It’s about time I post a new recipe. It’s been forever since I’ve shared one. Honestly, it’s because I haven’t been super excited about cooking lately, and I think that may a good thing. I’ve been obsessing about meal prep far less than I used to, and it’s probably because I’ve had more important things to think about than the ratio of fat, carbs, and protein in each of my meals. No time to stress over whether the store bought ketchup has organic cane sugar or high fructose corn syrup in it. It’s not as if I’ve completely gone off the deep end and started eating fast food all the time (not my style), or forgotten to eat altogether (how do you just forget to eat?!) In fact, I still really love the feeling of fueling up with good-for-you stuff, especially after a workout or before a long stretch of teaching. These little sandwiches are protein packed, filling, and comforting. They are my riff off that one flourless egg and banana “pancake” recipe that’s been floating around the internet for awhile.  You can whip up a batch on a Sunday and have them ready to grab n’ go on busy days. Or skip the sandwich part and sit down to eat them with a fork and knife like the sophisticated pancake eater that you are. Make the pumpkin variety to be festive for fall, or go bananas for banana!

Ingredients:

1/2 cup canned pumpkin +1 date

OR

1 large ripe banana

6 eggs

1/4 cup almond flour (optional)*

A TON of cinnamon

1 tsp pure vanilla extract

non-stick cooking spray (I like this kind)

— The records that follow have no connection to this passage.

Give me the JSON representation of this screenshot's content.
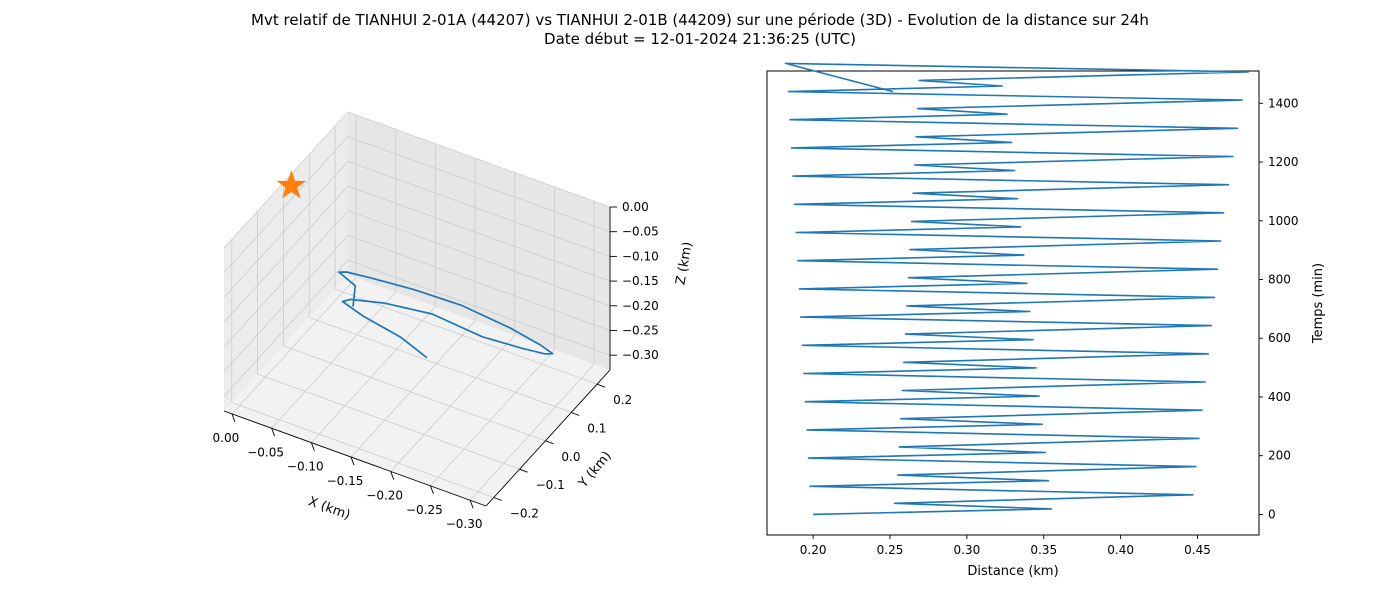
{
  "title_line1": "Mvt relatif de TIANHUI 2-01A (44207) vs TIANHUI 2-01B (44209) sur une période (3D) - Evolution de la distance sur 24h",
  "title_line2": "Date début = 12-01-2024 21:36:25 (UTC)",
  "colors": {
    "line": "#1f77b4",
    "star": "#ff7f0e",
    "pane": "#f2f2f2",
    "grid": "#cccccc"
  },
  "chart_data": [
    {
      "type": "line3d",
      "xlabel": "X (km)",
      "ylabel": "Y (km)",
      "zlabel": "Z (km)",
      "x_ticks": [
        "−0.30",
        "−0.25",
        "−0.20",
        "−0.15",
        "−0.10",
        "−0.05",
        "0.00"
      ],
      "y_ticks": [
        "−0.2",
        "−0.1",
        "0.0",
        "0.1",
        "0.2"
      ],
      "z_ticks": [
        "0.00",
        "−0.05",
        "−0.10",
        "−0.15",
        "−0.20",
        "−0.25",
        "−0.30"
      ],
      "xlim": [
        -0.32,
        0.01
      ],
      "ylim": [
        -0.23,
        0.25
      ],
      "zlim": [
        -0.33,
        0.0
      ],
      "marker": {
        "shape": "star",
        "x": 0.0,
        "y": 0.0,
        "z": 0.0
      },
      "series": [
        {
          "points": [
            [
              -0.12,
              -0.13,
              -0.1
            ],
            [
              -0.1,
              -0.06,
              -0.11
            ],
            [
              -0.06,
              0.0,
              -0.14
            ],
            [
              -0.05,
              0.06,
              -0.18
            ],
            [
              -0.06,
              0.12,
              -0.22
            ],
            [
              -0.1,
              0.17,
              -0.25
            ],
            [
              -0.15,
              0.2,
              -0.27
            ],
            [
              -0.21,
              0.2,
              -0.28
            ],
            [
              -0.26,
              0.17,
              -0.27
            ],
            [
              -0.29,
              0.12,
              -0.24
            ],
            [
              -0.3,
              0.06,
              -0.2
            ],
            [
              -0.29,
              0.0,
              -0.16
            ],
            [
              -0.26,
              -0.06,
              -0.12
            ],
            [
              -0.21,
              -0.1,
              -0.08
            ],
            [
              -0.16,
              -0.13,
              -0.07
            ],
            [
              -0.12,
              -0.14,
              -0.08
            ],
            [
              -0.11,
              -0.14,
              -0.09
            ],
            [
              -0.13,
              -0.12,
              -0.12
            ],
            [
              -0.17,
              -0.1,
              -0.15
            ],
            [
              -0.2,
              -0.09,
              -0.18
            ]
          ]
        }
      ]
    },
    {
      "type": "line",
      "xlabel": "Distance (km)",
      "ylabel": "Temps (min)",
      "xlim": [
        0.17,
        0.49
      ],
      "ylim": [
        -70,
        1510
      ],
      "x_ticks": [
        0.2,
        0.25,
        0.3,
        0.35,
        0.4,
        0.45
      ],
      "y_ticks": [
        0,
        200,
        400,
        600,
        800,
        1000,
        1200,
        1400
      ],
      "series": [
        {
          "x": [
            0.2,
            0.355,
            0.253,
            0.447,
            0.198,
            0.353,
            0.255,
            0.449,
            0.197,
            0.351,
            0.256,
            0.451,
            0.196,
            0.349,
            0.257,
            0.453,
            0.195,
            0.347,
            0.258,
            0.455,
            0.194,
            0.345,
            0.259,
            0.457,
            0.193,
            0.343,
            0.26,
            0.459,
            0.192,
            0.341,
            0.261,
            0.461,
            0.191,
            0.339,
            0.262,
            0.463,
            0.19,
            0.337,
            0.263,
            0.465,
            0.189,
            0.335,
            0.264,
            0.467,
            0.188,
            0.333,
            0.265,
            0.47,
            0.187,
            0.331,
            0.266,
            0.473,
            0.186,
            0.329,
            0.267,
            0.476,
            0.185,
            0.326,
            0.268,
            0.479,
            0.184,
            0.323,
            0.269,
            0.483,
            0.182,
            0.252
          ],
          "y": [
            0,
            19,
            38,
            67,
            96,
            115,
            134,
            163,
            192,
            211,
            230,
            259,
            288,
            307,
            326,
            355,
            384,
            403,
            422,
            451,
            480,
            499,
            518,
            547,
            576,
            595,
            614,
            643,
            672,
            691,
            710,
            739,
            768,
            787,
            806,
            835,
            864,
            883,
            902,
            931,
            960,
            979,
            998,
            1027,
            1056,
            1075,
            1094,
            1123,
            1152,
            1171,
            1190,
            1219,
            1248,
            1267,
            1286,
            1315,
            1344,
            1363,
            1382,
            1411,
            1440,
            1459,
            1478,
            1507,
            1536,
            1440
          ]
        }
      ]
    }
  ]
}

Nut butter of your choice (peanut, almond, cashew, etc)

*almond flour makes the texture more like a pancake and less “eggy”, if that’s more your jam.

Combine all ingredients in a blender until smooth. Spray pan with non-stick and pour mixture into either a pancake pan like this one, or into a regular pan into 4 inch(ish) circles. Cook on medium for about 2-3 minutes on each side. Spread nut butter in between two rounds and take it on the road! Or sit down, get creative with your favorite pancake toppings (maple syrup, honey, fruit, granola, coconut, sunflower seed butter) and enjoy! This recipe makes about 8 pancakes or 4 sandwiches.